Self-driving cars rely on radar sensors to detect obstacles and steer accordingly. MadRadar can spoof these radar systems in three main ways:
- It can make a fake vehicle appear out of nowhere. By mimicking the radar signature of a non-existent vehicle, MadRadar can fool the target car into believing there is another car in its path, causing it to abruptly steer to avoid a collision.
- It can hide a real vehicle from the target’s sensors. By creating a bright spot at the real car’s location, MadRadar can effectively cloak it and prevent the target car from seeing it. This could cause a crash if the self-driving car fails to detect the cloaked vehicle.
- It can make a real vehicle appear to suddenly change course. By combining the first two attacks, MadRadar can trick the target into thinking a real car has suddenly jerked sideways, again causing the target to dangerously swerve.
MadRadar is able to pull off these attacks by quickly detecting the radar parameters of a target vehicle and then transmitting spoofed radar signals to manipulate what the target car senses. It can detect the necessary parameters in under a quarter of a second.
The researchers demonstrated these three attacks on real self-driving cars in motion, showing the potentially catastrophic consequences. In one example, MadRadar made a target car believe the vehicle in front of it was speeding up, causing the target to accelerate unsafely.
The researchers say MadRadar exposes fundamental vulnerabilities in how radar systems on self-driving cars are designed and protected. Car manufacturers need to rethink anti-spoofing defenses to better safeguard vehicles against remote hacking. Possible measures could include using randomized radar parameters that are changed dynamically rather than fixed.
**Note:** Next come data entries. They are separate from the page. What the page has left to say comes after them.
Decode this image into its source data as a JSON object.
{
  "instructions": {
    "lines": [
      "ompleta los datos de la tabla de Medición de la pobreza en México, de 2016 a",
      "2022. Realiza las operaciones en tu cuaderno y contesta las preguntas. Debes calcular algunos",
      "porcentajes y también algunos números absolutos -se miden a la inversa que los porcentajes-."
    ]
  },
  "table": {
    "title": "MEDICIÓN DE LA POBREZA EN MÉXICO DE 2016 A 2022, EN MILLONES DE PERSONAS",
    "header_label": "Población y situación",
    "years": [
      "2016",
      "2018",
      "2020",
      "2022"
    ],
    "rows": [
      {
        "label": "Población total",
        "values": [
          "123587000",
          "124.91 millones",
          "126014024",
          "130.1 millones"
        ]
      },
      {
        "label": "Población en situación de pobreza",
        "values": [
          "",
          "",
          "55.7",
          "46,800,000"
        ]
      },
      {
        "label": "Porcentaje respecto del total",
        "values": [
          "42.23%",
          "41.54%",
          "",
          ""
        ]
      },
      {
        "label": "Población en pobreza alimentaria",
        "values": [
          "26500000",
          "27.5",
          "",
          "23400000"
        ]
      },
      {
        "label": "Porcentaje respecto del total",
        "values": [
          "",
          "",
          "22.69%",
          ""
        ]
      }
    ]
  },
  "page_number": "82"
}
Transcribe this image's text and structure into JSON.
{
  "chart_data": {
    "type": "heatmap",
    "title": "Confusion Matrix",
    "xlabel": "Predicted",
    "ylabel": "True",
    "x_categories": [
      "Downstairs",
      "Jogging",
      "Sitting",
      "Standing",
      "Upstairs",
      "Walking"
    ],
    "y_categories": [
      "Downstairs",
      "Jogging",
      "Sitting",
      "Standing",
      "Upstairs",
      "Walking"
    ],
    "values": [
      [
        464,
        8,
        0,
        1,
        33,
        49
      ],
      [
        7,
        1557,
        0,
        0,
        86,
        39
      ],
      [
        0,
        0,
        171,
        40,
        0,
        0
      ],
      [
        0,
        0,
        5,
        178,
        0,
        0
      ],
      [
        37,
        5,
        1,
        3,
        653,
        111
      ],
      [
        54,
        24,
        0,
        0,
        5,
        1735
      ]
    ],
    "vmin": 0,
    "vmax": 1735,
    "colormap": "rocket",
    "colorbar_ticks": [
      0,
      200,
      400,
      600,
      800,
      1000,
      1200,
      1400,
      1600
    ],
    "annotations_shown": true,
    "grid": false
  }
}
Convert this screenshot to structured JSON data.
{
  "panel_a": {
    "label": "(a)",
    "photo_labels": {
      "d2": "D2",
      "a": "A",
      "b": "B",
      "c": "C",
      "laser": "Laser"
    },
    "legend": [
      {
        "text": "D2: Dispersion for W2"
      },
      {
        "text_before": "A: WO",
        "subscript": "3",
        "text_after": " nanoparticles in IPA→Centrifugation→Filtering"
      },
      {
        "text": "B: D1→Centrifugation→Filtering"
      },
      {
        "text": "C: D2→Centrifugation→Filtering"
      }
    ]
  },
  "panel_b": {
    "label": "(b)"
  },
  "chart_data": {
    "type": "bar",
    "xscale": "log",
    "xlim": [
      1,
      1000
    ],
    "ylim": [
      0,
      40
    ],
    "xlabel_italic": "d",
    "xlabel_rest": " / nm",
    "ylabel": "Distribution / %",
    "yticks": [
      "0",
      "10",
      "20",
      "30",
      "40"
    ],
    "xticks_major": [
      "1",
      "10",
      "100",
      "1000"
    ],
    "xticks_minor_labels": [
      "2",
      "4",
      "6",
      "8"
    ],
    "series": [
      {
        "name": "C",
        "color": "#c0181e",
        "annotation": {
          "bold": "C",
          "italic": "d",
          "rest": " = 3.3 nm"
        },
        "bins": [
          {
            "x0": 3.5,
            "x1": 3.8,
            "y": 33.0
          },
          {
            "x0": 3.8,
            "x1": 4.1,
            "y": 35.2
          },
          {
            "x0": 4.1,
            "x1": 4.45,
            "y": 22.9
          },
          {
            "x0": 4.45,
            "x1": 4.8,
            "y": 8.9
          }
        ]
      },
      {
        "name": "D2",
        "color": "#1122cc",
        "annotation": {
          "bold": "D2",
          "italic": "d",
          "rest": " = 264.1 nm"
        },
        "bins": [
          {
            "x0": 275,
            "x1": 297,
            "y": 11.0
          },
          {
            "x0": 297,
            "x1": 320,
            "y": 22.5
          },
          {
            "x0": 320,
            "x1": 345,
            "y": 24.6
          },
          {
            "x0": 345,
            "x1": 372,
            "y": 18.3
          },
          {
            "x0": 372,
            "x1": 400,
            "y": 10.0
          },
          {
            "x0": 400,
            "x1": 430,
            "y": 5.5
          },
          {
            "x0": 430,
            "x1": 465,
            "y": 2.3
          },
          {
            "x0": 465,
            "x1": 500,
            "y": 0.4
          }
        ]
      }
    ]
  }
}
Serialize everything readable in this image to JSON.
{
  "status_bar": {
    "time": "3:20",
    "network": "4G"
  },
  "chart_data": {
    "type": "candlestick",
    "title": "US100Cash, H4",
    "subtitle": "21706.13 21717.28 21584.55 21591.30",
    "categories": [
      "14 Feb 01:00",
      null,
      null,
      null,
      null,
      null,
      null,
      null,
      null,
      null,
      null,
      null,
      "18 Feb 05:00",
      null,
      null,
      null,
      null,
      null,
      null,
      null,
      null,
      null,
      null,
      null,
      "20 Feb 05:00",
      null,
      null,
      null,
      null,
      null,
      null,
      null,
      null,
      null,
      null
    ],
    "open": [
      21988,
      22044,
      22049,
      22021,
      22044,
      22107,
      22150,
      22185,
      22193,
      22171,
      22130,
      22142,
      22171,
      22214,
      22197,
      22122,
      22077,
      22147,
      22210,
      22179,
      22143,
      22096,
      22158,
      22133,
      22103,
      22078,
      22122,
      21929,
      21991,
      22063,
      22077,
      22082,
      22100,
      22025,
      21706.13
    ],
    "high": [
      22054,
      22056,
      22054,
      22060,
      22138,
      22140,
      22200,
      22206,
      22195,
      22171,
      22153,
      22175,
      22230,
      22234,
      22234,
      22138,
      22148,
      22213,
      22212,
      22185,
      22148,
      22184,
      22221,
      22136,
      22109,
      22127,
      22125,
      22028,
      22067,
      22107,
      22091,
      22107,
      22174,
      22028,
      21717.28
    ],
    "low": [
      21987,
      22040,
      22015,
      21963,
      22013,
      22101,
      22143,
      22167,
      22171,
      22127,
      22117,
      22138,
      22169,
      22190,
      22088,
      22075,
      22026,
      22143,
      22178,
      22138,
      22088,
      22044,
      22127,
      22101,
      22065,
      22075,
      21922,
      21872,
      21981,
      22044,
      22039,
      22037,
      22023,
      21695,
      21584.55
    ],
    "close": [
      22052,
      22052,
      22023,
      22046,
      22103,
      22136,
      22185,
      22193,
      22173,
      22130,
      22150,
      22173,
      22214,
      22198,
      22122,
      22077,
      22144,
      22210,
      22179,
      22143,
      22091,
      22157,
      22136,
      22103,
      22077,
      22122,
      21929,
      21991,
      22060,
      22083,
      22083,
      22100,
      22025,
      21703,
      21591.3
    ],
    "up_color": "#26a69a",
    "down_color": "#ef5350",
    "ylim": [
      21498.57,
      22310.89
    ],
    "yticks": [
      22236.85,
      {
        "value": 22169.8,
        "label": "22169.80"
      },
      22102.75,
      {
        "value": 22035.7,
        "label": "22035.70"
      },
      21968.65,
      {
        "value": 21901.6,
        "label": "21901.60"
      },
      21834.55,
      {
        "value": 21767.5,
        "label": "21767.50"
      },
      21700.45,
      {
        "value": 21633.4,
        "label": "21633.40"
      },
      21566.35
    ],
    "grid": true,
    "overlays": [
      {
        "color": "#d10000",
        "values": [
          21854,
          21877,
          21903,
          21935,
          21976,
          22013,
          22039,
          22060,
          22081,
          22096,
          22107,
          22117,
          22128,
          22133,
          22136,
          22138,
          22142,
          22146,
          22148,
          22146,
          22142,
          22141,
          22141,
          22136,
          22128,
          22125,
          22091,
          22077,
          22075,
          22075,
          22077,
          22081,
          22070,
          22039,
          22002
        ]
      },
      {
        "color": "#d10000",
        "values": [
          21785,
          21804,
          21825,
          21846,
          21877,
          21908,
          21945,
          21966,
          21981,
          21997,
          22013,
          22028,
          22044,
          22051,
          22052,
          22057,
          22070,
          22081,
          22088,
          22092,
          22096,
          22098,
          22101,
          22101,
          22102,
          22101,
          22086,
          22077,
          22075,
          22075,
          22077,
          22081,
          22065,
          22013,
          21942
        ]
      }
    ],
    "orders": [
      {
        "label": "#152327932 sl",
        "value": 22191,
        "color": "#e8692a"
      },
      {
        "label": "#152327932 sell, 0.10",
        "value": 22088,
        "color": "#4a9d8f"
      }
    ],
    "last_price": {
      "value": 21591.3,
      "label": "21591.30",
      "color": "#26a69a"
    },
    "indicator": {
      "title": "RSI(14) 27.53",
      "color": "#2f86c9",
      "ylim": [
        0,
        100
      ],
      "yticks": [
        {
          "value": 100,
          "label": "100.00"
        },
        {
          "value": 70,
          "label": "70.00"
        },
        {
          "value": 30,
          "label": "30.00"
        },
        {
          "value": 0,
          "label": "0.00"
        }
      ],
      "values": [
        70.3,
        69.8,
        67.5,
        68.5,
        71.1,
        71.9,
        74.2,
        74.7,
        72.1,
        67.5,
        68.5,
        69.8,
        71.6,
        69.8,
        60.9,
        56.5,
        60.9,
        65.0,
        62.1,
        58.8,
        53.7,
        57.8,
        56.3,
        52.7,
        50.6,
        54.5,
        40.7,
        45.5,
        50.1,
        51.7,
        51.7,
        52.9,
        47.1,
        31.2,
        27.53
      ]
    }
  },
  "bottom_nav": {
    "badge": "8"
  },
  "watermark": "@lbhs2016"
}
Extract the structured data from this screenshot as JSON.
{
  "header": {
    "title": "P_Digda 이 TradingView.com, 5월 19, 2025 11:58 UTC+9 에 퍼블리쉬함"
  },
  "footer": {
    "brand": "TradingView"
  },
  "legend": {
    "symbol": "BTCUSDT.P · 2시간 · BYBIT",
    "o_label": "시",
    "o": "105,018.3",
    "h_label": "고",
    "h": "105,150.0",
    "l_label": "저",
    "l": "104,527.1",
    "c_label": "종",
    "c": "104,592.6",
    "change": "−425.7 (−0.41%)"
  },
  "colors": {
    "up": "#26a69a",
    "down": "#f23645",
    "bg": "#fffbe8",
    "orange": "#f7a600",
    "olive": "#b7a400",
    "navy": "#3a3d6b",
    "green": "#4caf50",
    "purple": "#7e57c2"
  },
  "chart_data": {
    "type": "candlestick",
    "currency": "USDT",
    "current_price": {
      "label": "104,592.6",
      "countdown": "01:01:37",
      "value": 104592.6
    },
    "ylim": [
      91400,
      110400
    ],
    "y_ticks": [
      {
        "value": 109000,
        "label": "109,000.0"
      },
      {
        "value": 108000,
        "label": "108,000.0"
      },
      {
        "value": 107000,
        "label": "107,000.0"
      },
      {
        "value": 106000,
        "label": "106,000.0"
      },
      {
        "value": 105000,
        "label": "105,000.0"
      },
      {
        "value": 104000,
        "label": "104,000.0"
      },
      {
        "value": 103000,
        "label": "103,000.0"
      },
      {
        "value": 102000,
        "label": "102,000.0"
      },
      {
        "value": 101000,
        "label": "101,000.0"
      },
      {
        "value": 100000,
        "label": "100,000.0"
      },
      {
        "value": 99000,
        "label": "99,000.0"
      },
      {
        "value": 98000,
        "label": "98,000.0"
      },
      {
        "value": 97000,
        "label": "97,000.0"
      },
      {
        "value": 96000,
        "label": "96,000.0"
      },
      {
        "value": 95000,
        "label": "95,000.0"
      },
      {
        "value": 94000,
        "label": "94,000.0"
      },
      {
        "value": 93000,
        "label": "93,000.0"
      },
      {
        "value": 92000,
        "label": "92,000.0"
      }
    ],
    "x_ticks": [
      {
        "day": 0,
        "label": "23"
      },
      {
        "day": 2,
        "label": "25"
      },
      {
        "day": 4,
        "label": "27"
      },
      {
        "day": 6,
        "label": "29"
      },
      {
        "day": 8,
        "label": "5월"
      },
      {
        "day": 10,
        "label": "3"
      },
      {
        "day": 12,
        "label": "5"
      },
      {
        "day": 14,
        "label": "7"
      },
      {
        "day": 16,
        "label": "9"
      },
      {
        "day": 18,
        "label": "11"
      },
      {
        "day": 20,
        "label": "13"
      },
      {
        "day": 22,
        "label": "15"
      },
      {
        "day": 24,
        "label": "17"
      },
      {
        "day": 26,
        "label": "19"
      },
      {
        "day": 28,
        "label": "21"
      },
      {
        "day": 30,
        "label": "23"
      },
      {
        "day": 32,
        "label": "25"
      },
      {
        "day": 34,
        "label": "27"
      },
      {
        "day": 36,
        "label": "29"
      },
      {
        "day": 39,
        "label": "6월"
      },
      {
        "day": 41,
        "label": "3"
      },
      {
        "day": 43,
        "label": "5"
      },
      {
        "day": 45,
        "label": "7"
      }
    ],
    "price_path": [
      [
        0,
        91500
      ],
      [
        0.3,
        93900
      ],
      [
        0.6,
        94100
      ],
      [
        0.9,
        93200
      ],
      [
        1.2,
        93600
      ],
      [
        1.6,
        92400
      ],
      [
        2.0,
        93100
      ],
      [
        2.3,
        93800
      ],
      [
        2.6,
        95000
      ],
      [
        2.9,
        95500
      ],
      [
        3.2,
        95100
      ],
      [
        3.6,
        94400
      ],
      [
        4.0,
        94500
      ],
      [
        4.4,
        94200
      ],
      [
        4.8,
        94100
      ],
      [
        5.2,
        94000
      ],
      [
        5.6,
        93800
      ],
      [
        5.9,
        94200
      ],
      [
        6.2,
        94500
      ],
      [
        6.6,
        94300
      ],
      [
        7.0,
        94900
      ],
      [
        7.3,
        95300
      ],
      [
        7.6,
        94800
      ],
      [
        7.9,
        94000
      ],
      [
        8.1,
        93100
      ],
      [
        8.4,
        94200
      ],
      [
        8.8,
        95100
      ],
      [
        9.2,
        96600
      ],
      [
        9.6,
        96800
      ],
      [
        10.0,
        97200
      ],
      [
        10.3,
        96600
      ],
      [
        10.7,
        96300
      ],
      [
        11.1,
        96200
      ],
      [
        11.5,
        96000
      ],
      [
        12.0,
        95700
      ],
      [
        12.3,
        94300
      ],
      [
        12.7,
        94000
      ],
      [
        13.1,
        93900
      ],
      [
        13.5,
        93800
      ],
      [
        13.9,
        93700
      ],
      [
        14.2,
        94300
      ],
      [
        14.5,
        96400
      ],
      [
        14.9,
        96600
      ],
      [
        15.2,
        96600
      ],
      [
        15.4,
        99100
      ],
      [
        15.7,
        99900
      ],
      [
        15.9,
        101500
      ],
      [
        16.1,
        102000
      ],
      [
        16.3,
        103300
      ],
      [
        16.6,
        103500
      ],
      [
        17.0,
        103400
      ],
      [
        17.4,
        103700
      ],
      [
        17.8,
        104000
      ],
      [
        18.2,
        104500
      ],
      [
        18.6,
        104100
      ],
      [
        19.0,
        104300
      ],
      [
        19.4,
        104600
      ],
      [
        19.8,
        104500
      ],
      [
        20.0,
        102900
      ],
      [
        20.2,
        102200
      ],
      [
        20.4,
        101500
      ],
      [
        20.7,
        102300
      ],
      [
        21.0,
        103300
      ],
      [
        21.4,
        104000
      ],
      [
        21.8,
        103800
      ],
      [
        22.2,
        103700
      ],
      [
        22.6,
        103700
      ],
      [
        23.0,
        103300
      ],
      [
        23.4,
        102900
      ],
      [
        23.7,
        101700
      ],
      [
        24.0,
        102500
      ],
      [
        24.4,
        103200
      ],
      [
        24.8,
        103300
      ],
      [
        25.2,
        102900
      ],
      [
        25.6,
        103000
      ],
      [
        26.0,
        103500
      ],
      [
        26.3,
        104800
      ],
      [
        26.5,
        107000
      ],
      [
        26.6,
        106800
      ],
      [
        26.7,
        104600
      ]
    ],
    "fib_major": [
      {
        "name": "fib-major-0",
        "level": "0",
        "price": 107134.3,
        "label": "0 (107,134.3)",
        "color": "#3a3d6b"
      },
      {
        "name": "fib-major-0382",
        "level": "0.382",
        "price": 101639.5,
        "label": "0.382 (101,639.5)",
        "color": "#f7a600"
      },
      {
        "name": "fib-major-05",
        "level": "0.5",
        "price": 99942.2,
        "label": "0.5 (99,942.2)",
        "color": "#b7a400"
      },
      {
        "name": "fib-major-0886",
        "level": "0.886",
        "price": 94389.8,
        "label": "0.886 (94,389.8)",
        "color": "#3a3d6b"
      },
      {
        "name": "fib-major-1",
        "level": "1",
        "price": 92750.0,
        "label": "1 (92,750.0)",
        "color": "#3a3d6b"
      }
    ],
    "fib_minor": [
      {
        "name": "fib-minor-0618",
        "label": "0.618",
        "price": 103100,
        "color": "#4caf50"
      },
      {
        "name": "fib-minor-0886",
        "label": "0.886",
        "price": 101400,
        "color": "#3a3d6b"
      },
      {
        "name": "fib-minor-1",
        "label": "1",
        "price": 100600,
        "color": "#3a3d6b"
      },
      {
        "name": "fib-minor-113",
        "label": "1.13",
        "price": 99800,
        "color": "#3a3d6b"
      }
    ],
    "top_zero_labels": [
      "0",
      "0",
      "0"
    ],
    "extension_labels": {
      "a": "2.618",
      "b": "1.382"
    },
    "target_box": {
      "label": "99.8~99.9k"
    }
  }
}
The findings highlight the risks hackers pose to emerging self-driving car technologies. As autonomous vehicles become more widespread in the coming years, stronger radar protections will be needed to prevent malicious actors from causing collisions by deceiving onboard sensors. MadRadar serves as a warning that radar spoofing is a serious threat to self-driving car safety that manufacturers urgently need to address.